Quando eu jogo no papel..
Ah, chega, resolvi escrever, contar ao mundo sobre você, você não saberá, eu nem sei se contei pra mim mesma, mas vou escrever, chega uma hora que não dá. Você me sufoca querido, preciso de espaço, então vou te jogar no papel. Vou te transformar em poema, te traduzir em canção, te descrever em pequenos textos, quem sabe o você dentro de mim não diminui e me deixa pensar. Não vou declarar, vou reclamar. Reclamar tua presença em mim e tua falta em mim, teu amor e teu ódio, teus sorrisos e tuas lágrimas, tudo aqui dentro. Tô jogando no papel pra ver se alivia, é que eu queria explodir, mas sempre explodo em você e agora você não pode, certo? Ou eu não posso lhe dizer que já não vivo se você não viver? Passo horas bolando jeitos dos meus dias tediosos ficarem legais e eu ter alguma coisa pra te contar, até eu cansei dos meus papos chatos, minhas coisas avulsas e meus comentários sem nexo totalmente fora de hora, meus chiliques me incomodam também, são chatos, eu sou chata, eu sei.
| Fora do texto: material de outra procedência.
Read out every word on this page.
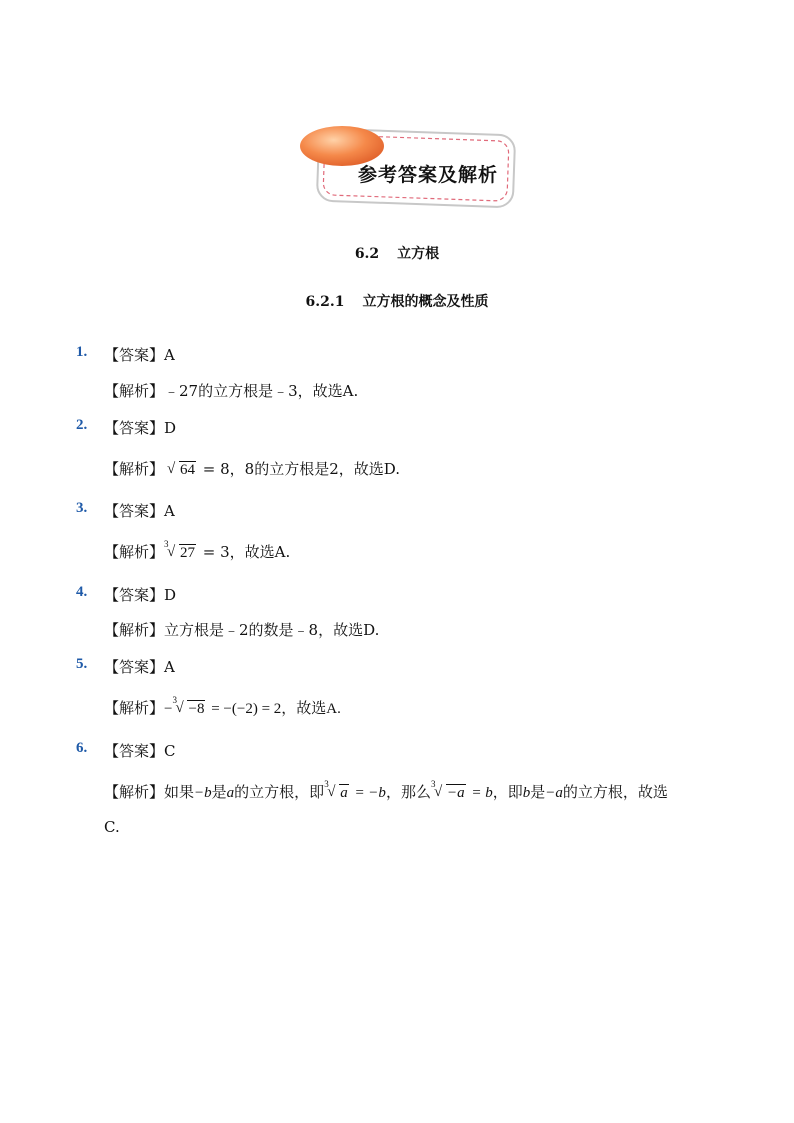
参考答案及解析
6.2 立方根
6.2.1 立方根的概念及性质
1. 【答案】A
【解析】﹣27的立方根是﹣3，故选A.
2. 【答案】D
【解析】 √ 64 = 8，8的立方根是2，故选D.
3. 【答案】A
【解析】 3
√ 27 = 3，故选A.
4. 【答案】D
【解析】立方根是﹣2的数是﹣8，故选D.
5. 【答案】A
【解析】−
3
√ −8 = −(−2) = 2，故选A.
6. 【答案】C
【解析】如果−b是a的立方根，即 3
√ a = −b，那么 3
√ −a = b，即b是−a的立方根，故选
C.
Você esta, não esta. Você ama, odeia. Chora, sorrir. Hora sim, hora não. É pedir muito que você fique ou vá? Sou tão sua quanto você não é meu, isso dói. Você não vai entender, não desta vez, tem coisas meu querido que eu ás vezes juro que só eu entenderia, você é uma delas.
É que ando me sentindo usada, preciso contar, daí jogo no papel. Preciso te ligar qualquer madrugada dessas e te contar tudo isso, por agora não dá. Não falta coragem, sou pequena porém corajosa e destemida, entenda como quiser, escrevo pra extravasar, o texto nem era pra você, não era sobre você.
E por fim o texto é você. Vou te jogar no papel, prometo, não doerá. Você. Seu cabelo, seu sorriso (tudo bem, você não sabe sorrir, parece um psicopata, mas eu gosto, acho sexy, estranho, eu também sei), como eu também adoro o jeito como fala e a tua voz, seu jeito atrapalhado e a cara de quem não quer nada com a vida, ás vezes até acho que realmente não quer, te vejo pouco, mas te observo quase sempre. Lembra de todas ás vezes que você chorou por ela? Vou te contar um segredo meu: Eu chorei por você.
Ainda choro, inclusive, daí eu jogo no papel, dói ainda, mas dói menos.
Eu me preparo pra quando você vai chegar, me faço forte e resistente pra te ouvir contar seu dia chato e perguntar como eu estou e não poder dizer "pensando em você". Dói, mas dói menos que te perder, garanto. Não posso arriscar não ter mais você, não tenho, mas sei que se contar terei menos ainda. Falei de você, não ia falar, mas é tão inevitável, é tão não quando sim, é tão odioso que me faz amar, não posso explicar, daí jogo no papel e não te ligo e te engano dizendo que ainda sou forte e não preciso que se preocupe comigo. Mentira minha. Acredite, sou pequena, frágil e sua. Só cuida de mim, promete? Não quero lhe dar explicação, daí te joguei no papel e te deixarei aí, preciso dormir e você não deixa, preciso sonhar e você não deixa. Mas tudo bem, não consigo entender, daí jogo no papel.